As you know, ALS Untangled is going to look into the evidence for WF-10 and have told us it’s next on their list. I don’t think we can pin them down to a date, as each review depends on the quality, quantity and availability of information, but they have at least moved the likely date forward from end of the year. The clinicians who are members of ALS Untangled are the best qualified to review the data and we will forward anything we find to them – including relevant information that our forum members may discover. I know that their objectivity has been questioned, given that some may be involved in the NP001 trial, but any such concerns are unfounded.
Some of you have asked about access to WF10 on a compassionate use basis. As neither of these drugs is licensed for use in any condition in the UK, the situation is far more complex than for a licensed drug like lithium, which can more simply be prescribed ‘off label’ due to its use in treating other CNS-related conditions for the past 40 years.

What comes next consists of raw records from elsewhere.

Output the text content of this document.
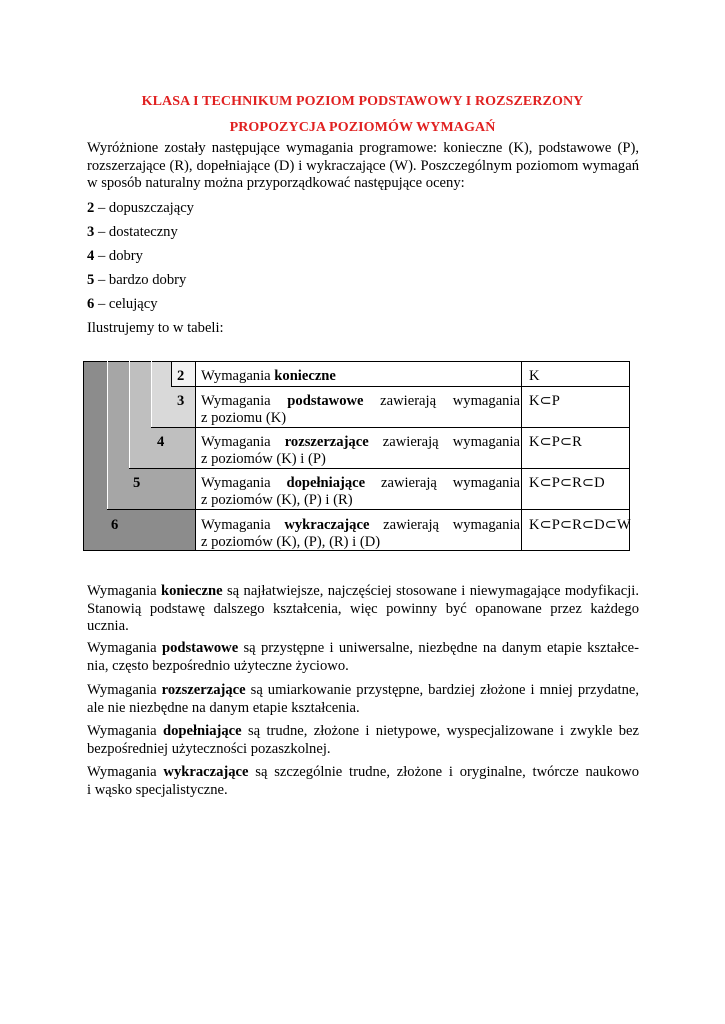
KLASA I TECHNIKUM POZIOM PODSTAWOWY I ROZSZERZONY
PROPOZYCJA POZIOMÓW WYMAGAŃ
Wyróżnione zostały następujące wymagania programowe: konieczne (K), podstawowe (P),
rozszerzające (R), dopełniające (D) i wykraczające (W). Poszczególnym poziomom wymagań
w sposób naturalny można przyporządkować następujące oceny:
2 – dopuszczający
3 – dostateczny
4 – dobry
5 – bardzo dobry
6 – celujący
Ilustrujemy to w tabeli:
2 Wymagania konieczne	K
3 Wymagania podstawowe zawierają wymagania
z poziomu (K)
K⊂P
4	Wymagania rozszerzające zawierają wymagania
z poziomów (K) i (P)
K⊂P⊂R
5	Wymagania dopełniające zawierają wymagania
z poziomów (K), (P) i (R)
K⊂P⊂R⊂D
6	Wymagania wykraczające zawierają wymagania
z poziomów (K), (P), (R) i (D)
K⊂P⊂R⊂D⊂W
Wymagania konieczne są najłatwiejsze, najczęściej stosowane i niewymagające modyfikacji.
Stanowią podstawę dalszego kształcenia, więc powinny być opanowane przez każdego
ucznia.
Wymagania podstawowe są przystępne i uniwersalne, niezbędne na danym etapie kształce-
nia, często bezpośrednio użyteczne życiowo.
Wymagania rozszerzające są umiarkowanie przystępne, bardziej złożone i mniej przydatne,
ale nie niezbędne na danym etapie kształcenia.
Wymagania dopełniające są trudne, złożone i nietypowe, wyspecjalizowane i zwykle bez
bezpośredniej użyteczności pozaszkolnej.
Wymagania wykraczające są szczególnie trudne, złożone i oryginalne, twórcze naukowo
i wąsko specjalistyczne.
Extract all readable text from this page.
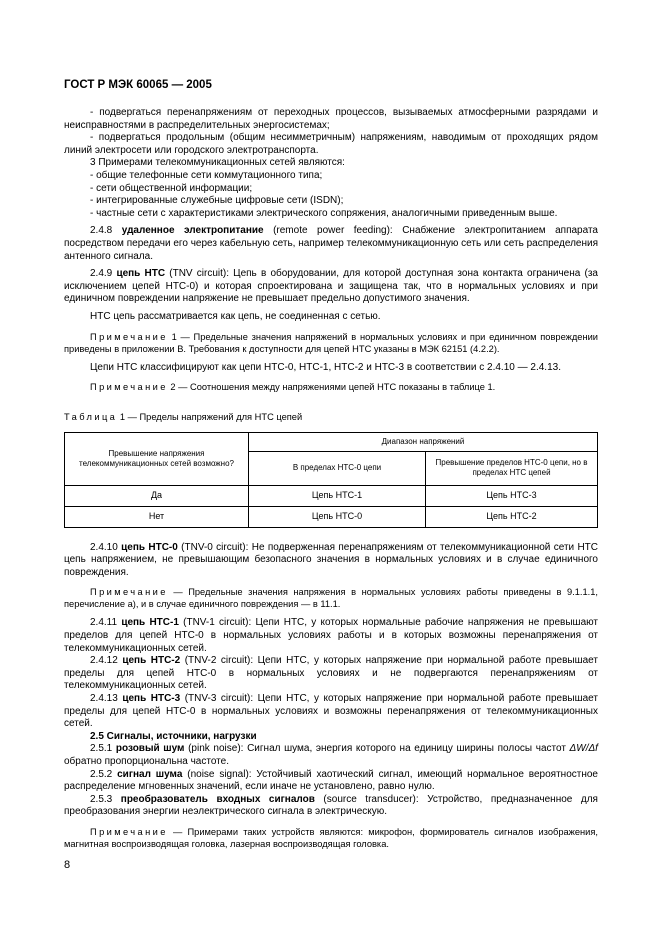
ГОСТ Р МЭК 60065 — 2005

- подвергаться перенапряжениям от переходных процессов, вызываемых атмосферными разрядами и неисправностями в распределительных энергосистемах;

- подвергаться продольным (общим несимметричным) напряжениям, наводимым от проходящих рядом линий электросети или городского электротранспорта.

3 Примерами телекоммуникационных сетей являются:

- общие телефонные сети коммутационного типа;

- сети общественной информации;

- интегрированные служебные цифровые сети (ISDN);

- частные сети с характеристиками электрического сопряжения, аналогичными приведенным выше.

2.4.8 удаленное электропитание (remote power feeding): Снабжение электропитанием аппарата посредством передачи его через кабельную сеть, например телекоммуникационную сеть или сеть распределения антенного сигнала.

2.4.9 цепь НТС (TNV circuit): Цепь в оборудовании, для которой доступная зона контакта ограничена (за исключением цепей НТС-0) и которая спроектирована и защищена так, что в нормальных условиях и при единичном повреждении напряжение не превышает предельно допустимого значения.

НТС цепь рассматривается как цепь, не соединенная с сетью.

Примечание 1 — Предельные значения напряжений в нормальных условиях и при единичном повреждении приведены в приложении В. Требования к доступности для цепей НТС указаны в МЭК 62151 (4.2.2).

Цепи НТС классифицируют как цепи НТС-0, НТС-1, НТС-2 и НТС-3 в соответствии с 2.4.10 — 2.4.13.

Примечание 2 — Соотношения между напряжениями цепей НТС показаны в таблице 1.

Таблица 1 — Пределы напряжений для НТС цепей
Превышение напряжения телекоммуникационных сетей возможно?	Диапазон напряжений	
	В пределах НТС-0 цепи	Превышение пределов НТС-0 цепи, но в пределах НТС цепей
Да	Цепь НТС-1	Цепь НТС-3
Нет	Цепь НТС-0	Цепь НТС-2

2.4.10 цепь НТС-0 (TNV-0 circuit): Не подверженная перенапряжениям от телекоммуникационной сети НТС цепь напряжением, не превышающим безопасного значения в нормальных условиях и в случае единичного повреждения.

Примечание — Предельные значения напряжения в нормальных условиях работы приведены в 9.1.1.1, перечисление а), и в случае единичного повреждения — в 11.1.

2.4.11 цепь НТС-1 (TNV-1 circuit): Цепи НТС, у которых нормальные рабочие напряжения не превышают пределов для цепей НТС-0 в нормальных условиях работы и в которых возможны перенапряжения от телекоммуникационных сетей.

2.4.12 цепь НТС-2 (TNV-2 circuit): Цепи НТС, у которых напряжение при нормальной работе превышает пределы для цепей НТС-0 в нормальных условиях и не подвергаются перенапряжениям от телекоммуникационных сетей.

2.4.13 цепь НТС-3 (TNV-3 circuit): Цепи НТС, у которых напряжение при нормальной работе превышает пределы для цепей НТС-0 в нормальных условиях и возможны перенапряжения от телекоммуникационных сетей.

2.5 Сигналы, источники, нагрузки

2.5.1 розовый шум (pink noise): Сигнал шума, энергия которого на единицу ширины полосы частот ΔW/Δf обратно пропорциональна частоте.

2.5.2 сигнал шума (noise signal): Устойчивый хаотический сигнал, имеющий нормальное вероятностное распределение мгновенных значений, если иначе не установлено, равно нулю.

2.5.3 преобразователь входных сигналов (source transducer): Устройство, предназначенное для преобразования энергии неэлектрического сигнала в электрическую.

Примечание — Примерами таких устройств являются: микрофон, формирователь сигналов изображения, магнитная воспроизводящая головка, лазерная воспроизводящая головка.

8
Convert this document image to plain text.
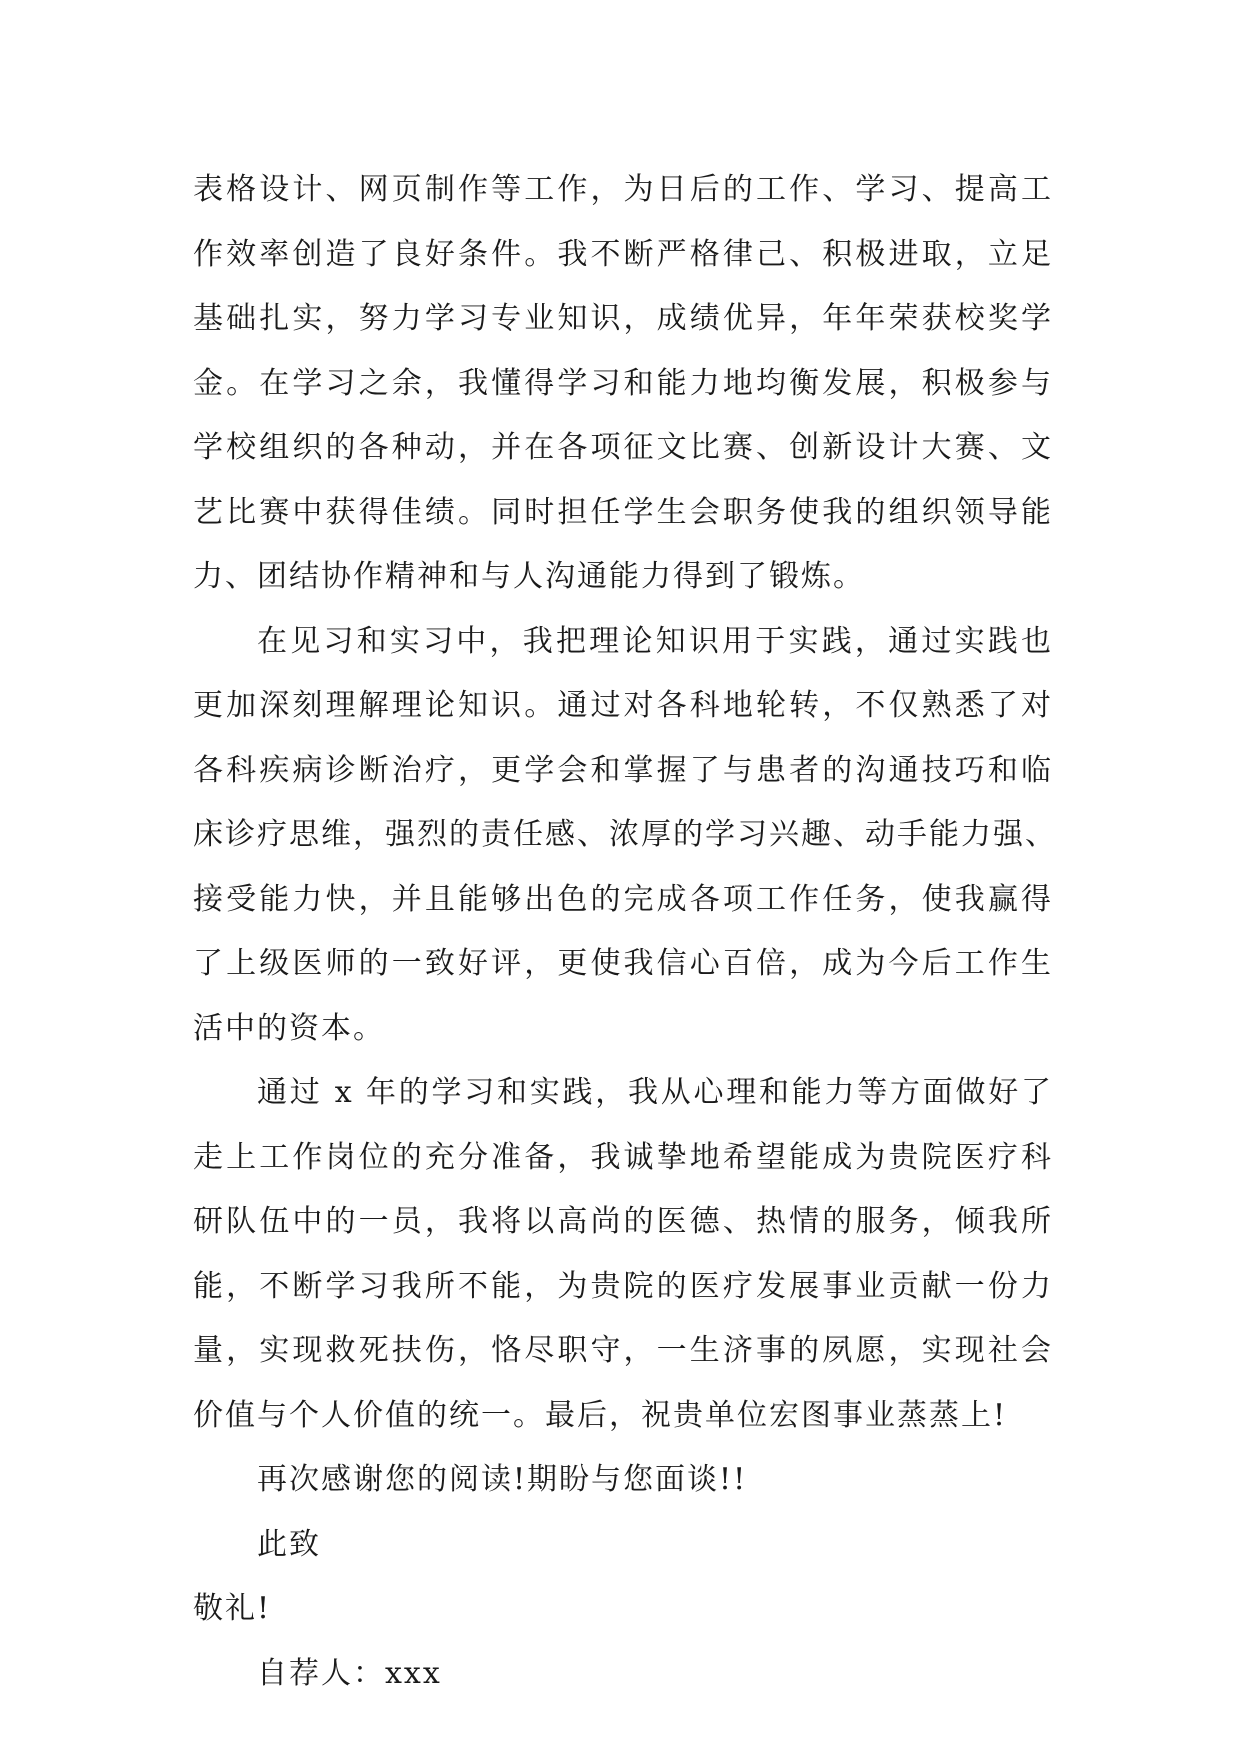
表格设计、网页制作等工作，为日后的工作、学习、提高工
作效率创造了良好条件。我不断严格律己、积极进取，立足
基础扎实，努力学习专业知识，成绩优异，年年荣获校奖学
金。在学习之余，我懂得学习和能力地均衡发展，积极参与
学校组织的各种动，并在各项征文比赛、创新设计大赛、文
艺比赛中获得佳绩。同时担任学生会职务使我的组织领导能
力、团结协作精神和与人沟通能力得到了锻炼。
在见习和实习中，我把理论知识用于实践，通过实践也
更加深刻理解理论知识。通过对各科地轮转，不仅熟悉了对
各科疾病诊断治疗，更学会和掌握了与患者的沟通技巧和临
床诊疗思维，强烈的责任感、浓厚的学习兴趣、动手能力强、
接受能力快，并且能够出色的完成各项工作任务，使我赢得
了上级医师的一致好评，更使我信心百倍，成为今后工作生
活中的资本。
通过 x 年的学习和实践，我从心理和能力等方面做好了
走上工作岗位的充分准备，我诚挚地希望能成为贵院医疗科
研队伍中的一员，我将以高尚的医德、热情的服务，倾我所
能，不断学习我所不能，为贵院的医疗发展事业贡献一份力
量，实现救死扶伤，恪尽职守，一生济事的夙愿，实现社会
价值与个人价值的统一。最后，祝贵单位宏图事业蒸蒸上!
再次感谢您的阅读!期盼与您面谈!!
此致
敬礼!
自荐人：xxx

The decision to proceed with compassionate use rests entirely with clinicians. In theory, consultants can prescribe unlicensed drugs like WF-10 to a particular individual (or ‘named patient’), provided that they and the NHS Trust they work for are prepared to accept complete responsibility for the consequences. I n the case of WF-10 they would need to do this for a drug that they have no previous experience of and for which there is not yet any evidence of efficacy in MND. Even if a consultant did decide to prescribe WF-10, the Medicines and Healthcare Regulatory Agency (MHRA), which oversees the licensing of medicines in the UK, must still grant permission for the unlicensed drug to be imported into the country for that particular patient. In order to give this permission, the MHRA will need to be satisfied that the patient has a ‘special need’ for the unlicensed drug. Although everyone with MND has a desperate need for effective treatments, the MHRA definition of ‘special need’ means a need that is relatively unique to that individual, such as an allergy to an ingredient in the equivalent licensed drug.
I hope the information provided is helpful. These are exciting times in MND research – new knowledge about the disease is emerging fast and we are seeing an increasing number of trials emerging around the world – but due to the complexity of MND, these trials move at a speed that appears ‘glacial’ and NP001 is no exception. Only time can tell if we are looking at a genuine ray of hope and not another false dawn.